Denis Côté : Je côtoyais une femme que Paul contactait souvent pour lui proposer ses services. Ça m’intriguait beaucoup. Un jour il est venu chez moi et m’a raconté sa vie : à 27 ans, il s'enfermait chez lui pour jouer aux jeux vidéo et cherchait à rencontrer des femmes. Il s'est alors créé un profil Tinder et a posté sur sa page : « Je fais le ménage pour vous, Mesdames ». L’annonce a fonctionné. Du jour au lendemain, il a reçu une vingtaine de matchs. Paul aimait beaucoup les femmes qui interagissaient avec lui de façon créative : en lui donnant des cadeaux, des coups, en l'humiliant. Pour lui, c’était des jeux ; il trouvait une certaine valeur à servir ces femmes de cette façon-là. On peut en rire ou être très surpris, mais Paul a vraiment commencé à sortir de sa dépression en côtoyant des femmes Dommy (1). Je suis parti sans aucun jugement là-dessus. Pour ce film, je ne lui ai posé aucune question, je voulais simplement filmer ses rencontres avec ces femmes.

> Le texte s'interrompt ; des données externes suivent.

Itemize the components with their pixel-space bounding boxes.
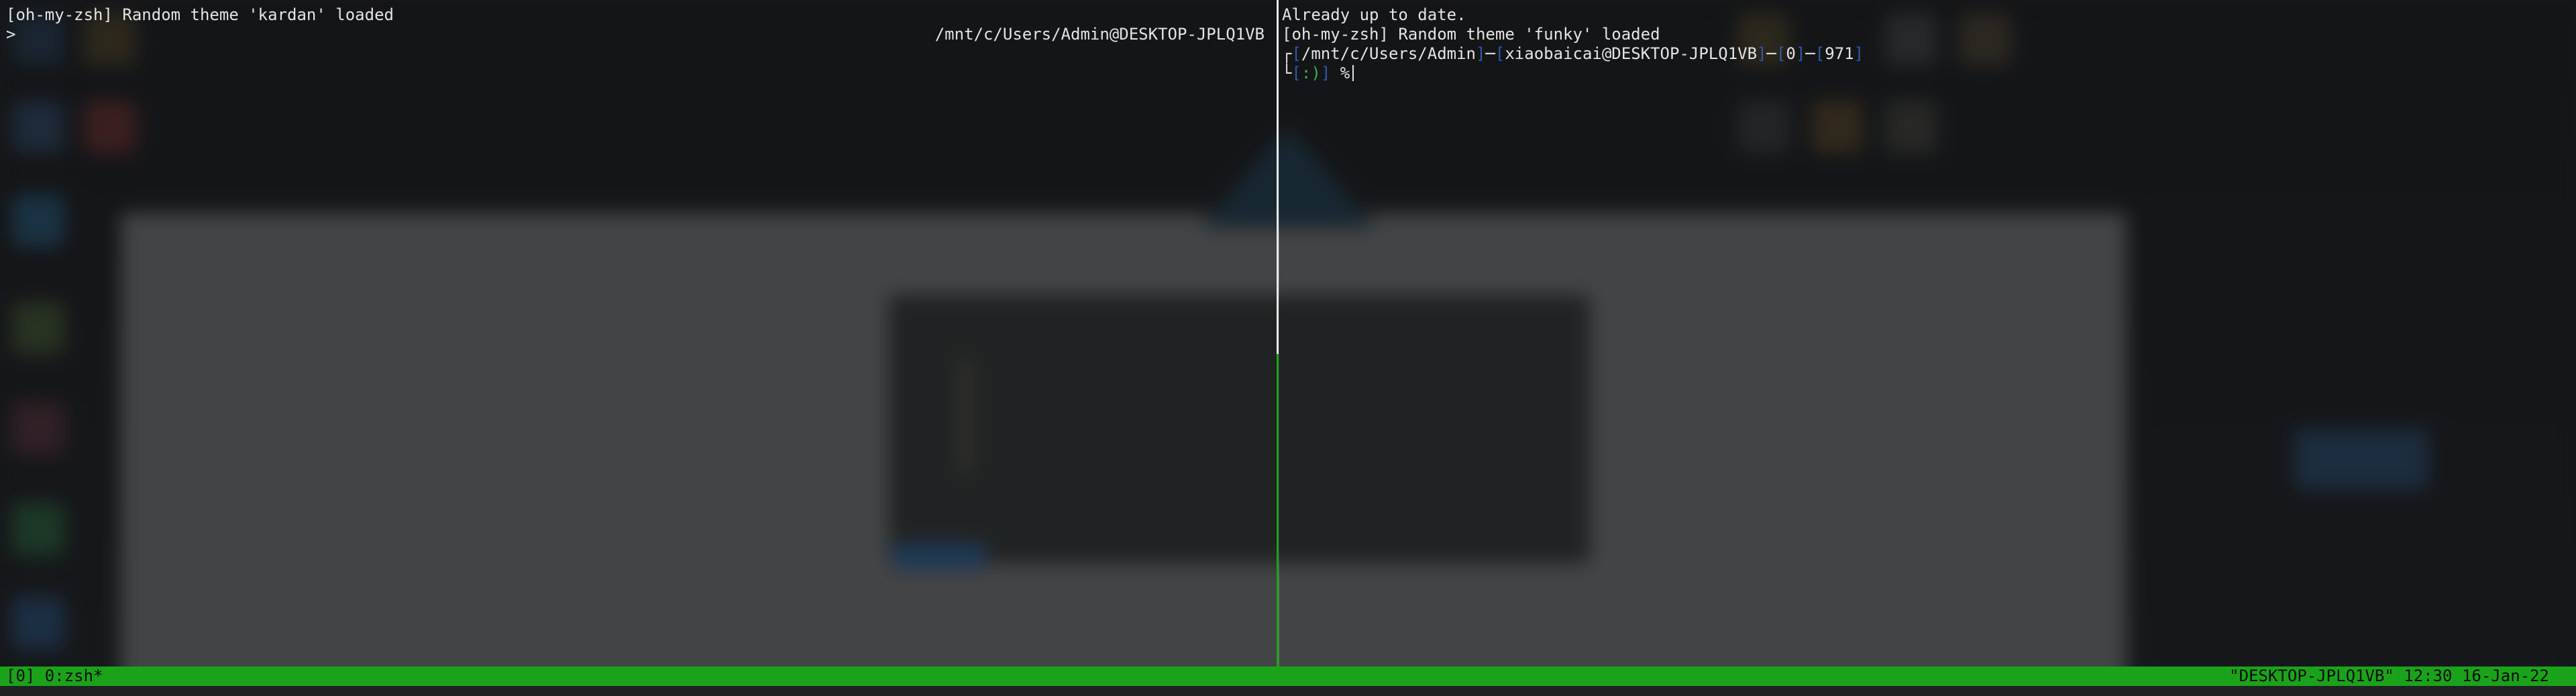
- prompt-input-line[interactable]: └[:)] %: [1282, 64, 1354, 83]
- prompt-corner-top: ┌: [1282, 44, 1292, 63]
- window-bottom-edge: [0, 686, 2576, 696]
- prompt-history-number: 971: [1825, 44, 1854, 63]
- text-cursor[interactable]: [1352, 65, 1354, 81]
- shell-prompt: >: [6, 25, 16, 44]
- prompt-info-line: ┌[/mnt/c/Users/Admin]─[xiaobaicai@DESKTO…: [1282, 44, 1864, 63]
- prompt-exit-code: 0: [1786, 44, 1796, 63]
- terminal-pane-right[interactable]: Already up to date. [oh-my-zsh] Random t…: [1279, 0, 2576, 666]
- terminal-pane-left[interactable]: [oh-my-zsh] Random theme 'kardan' loaded…: [0, 0, 1277, 666]
- prompt-corner-bottom: └: [1282, 64, 1292, 82]
- tmux-status-bar: [0] 0:zsh* "DESKTOP-JPLQ1VB" 12:30 16-Ja…: [0, 666, 2576, 686]
- git-update-message: Already up to date.: [1282, 5, 1466, 24]
- right-prompt-path: /mnt/c/Users/Admin@DESKTOP-JPLQ1VB: [934, 25, 1265, 44]
- host-clock-date: "DESKTOP-JPLQ1VB" 12:30 16-Jan-22: [2229, 666, 2549, 685]
- theme-loaded-message: [oh-my-zsh] Random theme 'kardan' loaded: [6, 5, 394, 24]
- pane-divider-active[interactable]: [1277, 354, 1279, 666]
- prompt-user-host: xiaobaicai@DESKTOP-JPLQ1VB: [1505, 44, 1758, 63]
- pane-divider[interactable]: [1277, 0, 1279, 354]
- prompt-path: /mnt/c/Users/Admin: [1301, 44, 1476, 63]
- prompt-symbol: %: [1340, 64, 1350, 82]
- window-list[interactable]: [0] 0:zsh*: [6, 666, 103, 686]
- prompt-smiley: :): [1301, 64, 1321, 82]
- theme-loaded-message: [oh-my-zsh] Random theme 'funky' loaded: [1282, 25, 1660, 44]
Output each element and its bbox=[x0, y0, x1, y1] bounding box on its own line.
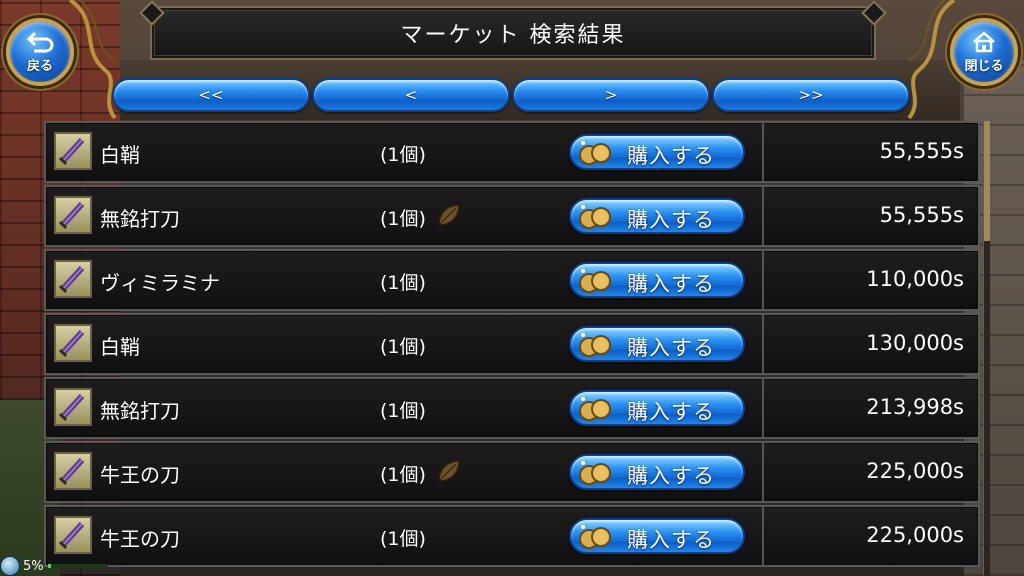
item-name: 白鞘 bbox=[100, 143, 140, 167]
sword-item-icon bbox=[54, 388, 92, 426]
title-banner: マーケット 検索結果 bbox=[150, 6, 876, 60]
back-button[interactable]: 戻る bbox=[6, 18, 74, 86]
next-page-button[interactable]: > bbox=[512, 78, 710, 112]
next-page-label: > bbox=[604, 86, 618, 104]
item-price: 55,555s bbox=[879, 139, 964, 163]
sword-item-icon bbox=[54, 260, 92, 298]
coins-icon bbox=[579, 269, 611, 293]
coins-icon bbox=[579, 333, 611, 357]
list-scrollbar[interactable] bbox=[983, 121, 990, 576]
list-item: 無銘打刀 (1個) 購入する 213,998s bbox=[44, 377, 980, 439]
buy-button[interactable]: 購入する bbox=[569, 262, 745, 298]
buy-button-label: 購入する bbox=[627, 336, 715, 360]
close-button[interactable]: 閉じる bbox=[950, 18, 1018, 86]
buy-button-label: 購入する bbox=[627, 272, 715, 296]
buy-button[interactable]: 購入する bbox=[569, 198, 745, 234]
item-name: ヴィミラミナ bbox=[100, 271, 220, 295]
item-quantity: (1個) bbox=[380, 464, 426, 486]
buy-button-label: 購入する bbox=[627, 400, 715, 424]
buy-button[interactable]: 購入する bbox=[569, 454, 745, 490]
sword-item-icon bbox=[54, 132, 92, 170]
buy-button[interactable]: 購入する bbox=[569, 390, 745, 426]
buy-button-label: 購入する bbox=[627, 464, 715, 488]
leaf-icon bbox=[438, 204, 460, 226]
item-quantity: (1個) bbox=[380, 400, 426, 422]
item-price: 213,998s bbox=[866, 395, 964, 419]
coins-icon bbox=[579, 397, 611, 421]
first-page-button[interactable]: << bbox=[112, 78, 310, 112]
scroll-thumb[interactable] bbox=[984, 121, 990, 241]
item-quantity: (1個) bbox=[380, 336, 426, 358]
coins-icon bbox=[579, 525, 611, 549]
item-quantity: (1個) bbox=[380, 144, 426, 166]
coins-icon bbox=[579, 141, 611, 165]
item-price: 110,000s bbox=[866, 267, 964, 291]
buy-button-label: 購入する bbox=[627, 144, 715, 168]
list-item: 白鞘 (1個) 購入する 130,000s bbox=[44, 313, 980, 375]
list-item: 無銘打刀 (1個) 購入する 55,555s bbox=[44, 185, 980, 247]
market-results-list[interactable]: 白鞘 (1個) 購入する 55,555s 無銘打刀 (1個) 購入する 55,5… bbox=[44, 121, 980, 576]
first-page-label: << bbox=[198, 86, 224, 104]
last-page-button[interactable]: >> bbox=[712, 78, 910, 112]
item-price: 225,000s bbox=[866, 523, 964, 547]
list-item: 牛王の刀 (1個) 購入する 225,000s bbox=[44, 441, 980, 503]
buy-button[interactable]: 購入する bbox=[569, 134, 745, 170]
buy-button-label: 購入する bbox=[627, 208, 715, 232]
sword-item-icon bbox=[54, 452, 92, 490]
status-orb-icon bbox=[0, 556, 20, 576]
buy-button[interactable]: 購入する bbox=[569, 518, 745, 554]
item-name: 牛王の刀 bbox=[100, 463, 180, 487]
page-title: マーケット 検索結果 bbox=[400, 23, 626, 48]
list-item: 白鞘 (1個) 購入する 55,555s bbox=[44, 121, 980, 183]
list-item: ヴィミラミナ (1個) 購入する 110,000s bbox=[44, 249, 980, 311]
item-name: 無銘打刀 bbox=[100, 207, 180, 231]
buy-button[interactable]: 購入する bbox=[569, 326, 745, 362]
sword-item-icon bbox=[54, 324, 92, 362]
status-indicator: 5% bbox=[0, 556, 108, 576]
item-price: 225,000s bbox=[866, 459, 964, 483]
item-name: 牛王の刀 bbox=[100, 527, 180, 551]
item-price: 130,000s bbox=[866, 331, 964, 355]
prev-page-button[interactable]: < bbox=[312, 78, 510, 112]
leaf-icon bbox=[438, 460, 460, 482]
prev-page-label: < bbox=[404, 86, 418, 104]
sword-item-icon bbox=[54, 196, 92, 234]
home-icon bbox=[973, 30, 995, 52]
item-name: 無銘打刀 bbox=[100, 399, 180, 423]
item-price: 55,555s bbox=[879, 203, 964, 227]
coins-icon bbox=[579, 461, 611, 485]
item-quantity: (1個) bbox=[380, 208, 426, 230]
item-quantity: (1個) bbox=[380, 272, 426, 294]
coins-icon bbox=[579, 205, 611, 229]
back-arrow-icon bbox=[26, 31, 54, 52]
status-percent: 5% bbox=[23, 558, 44, 574]
buy-button-label: 購入する bbox=[627, 528, 715, 552]
item-quantity: (1個) bbox=[380, 528, 426, 550]
list-item: 牛王の刀 (1個) 購入する 225,000s bbox=[44, 505, 980, 567]
last-page-label: >> bbox=[798, 86, 824, 104]
back-button-label: 戻る bbox=[26, 58, 53, 74]
status-bar bbox=[47, 564, 108, 568]
sword-item-icon bbox=[54, 516, 92, 554]
item-name: 白鞘 bbox=[100, 335, 140, 359]
close-button-label: 閉じる bbox=[964, 58, 1004, 74]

Ça a pris un certain temps. Il se méfiait de moi : c'est un homme qui ne parle pas beaucoup aux hommes. Donc je passais par une directrice de production qui l'appelait le soir. Mais à moi il ne me parlait pas beaucoup. Je posais la caméra, il faisait ses trucs et on partait. Aujourd'hui encore, même après être passé dans sa vie avec le film, Paul reste une énigme pour moi. Le film raconte un moment de sa vie qu’on essaie de démêler.
Tu abordes la santé mentale et le BDSM (2) : tu portes une attention particulière aux tâches ménagères de Paul, tout comme à ses pratiques BDSM que tu filmes avec beaucoup de soin.
Au tout début, je pensais faire un film sur un homme souffrant d'anxiété et faisant des ménages. Puis il s’est avéré que les liens que Paul nouait avec ces femmes reposaient principalement sur des échanges. Tout le monde s'utilise dans ce film : Paul et ces femmes nouent des relations où le rapport à la transaction est central, sans tomber dans l’exploitation. Même si le BDSM implique des jeux très sombres, toutes les relations étaient consentantes. Les Dommy donnent à Paul ce qu'il leur demande et vice-versa. Cependant, je ne sais pas si Paul appellerait ça du BDSM. Je ne crois pas que la nudité, les rituels, les coups de fouet qui font vraiment mal l’intéressent vraiment. Certes, la question du sexe est sous-jacente dans le film, mais avec Paul, on reste dans une zone tampon et mignonne qui est assez unique.
Sur le tournage, nous étions seulement deux, mon chef opérateur image et moi. Sur mon film Un été comme ça (2022), j’avais rencontré plusieurs sexologues et des gens pratiquant le Shibari. J’étais donc assez familier de cet univers de kinks (3) que je respectais. C’est pourquoi j’ai filmé Paul de façon délicate et sans jugement. C’est peut-être tout de même mieux de venir un peu de ce monde-là, parce qu’il existe beaucoup de documentaires sensationnalistes sur le BDSM. Avec Paul, je voulais aller à l'encontre de l'idée qu'on se fait de ces milieux. On filmait Paul faisant la vaisselle de la même manière que Paul faisant du BDSM.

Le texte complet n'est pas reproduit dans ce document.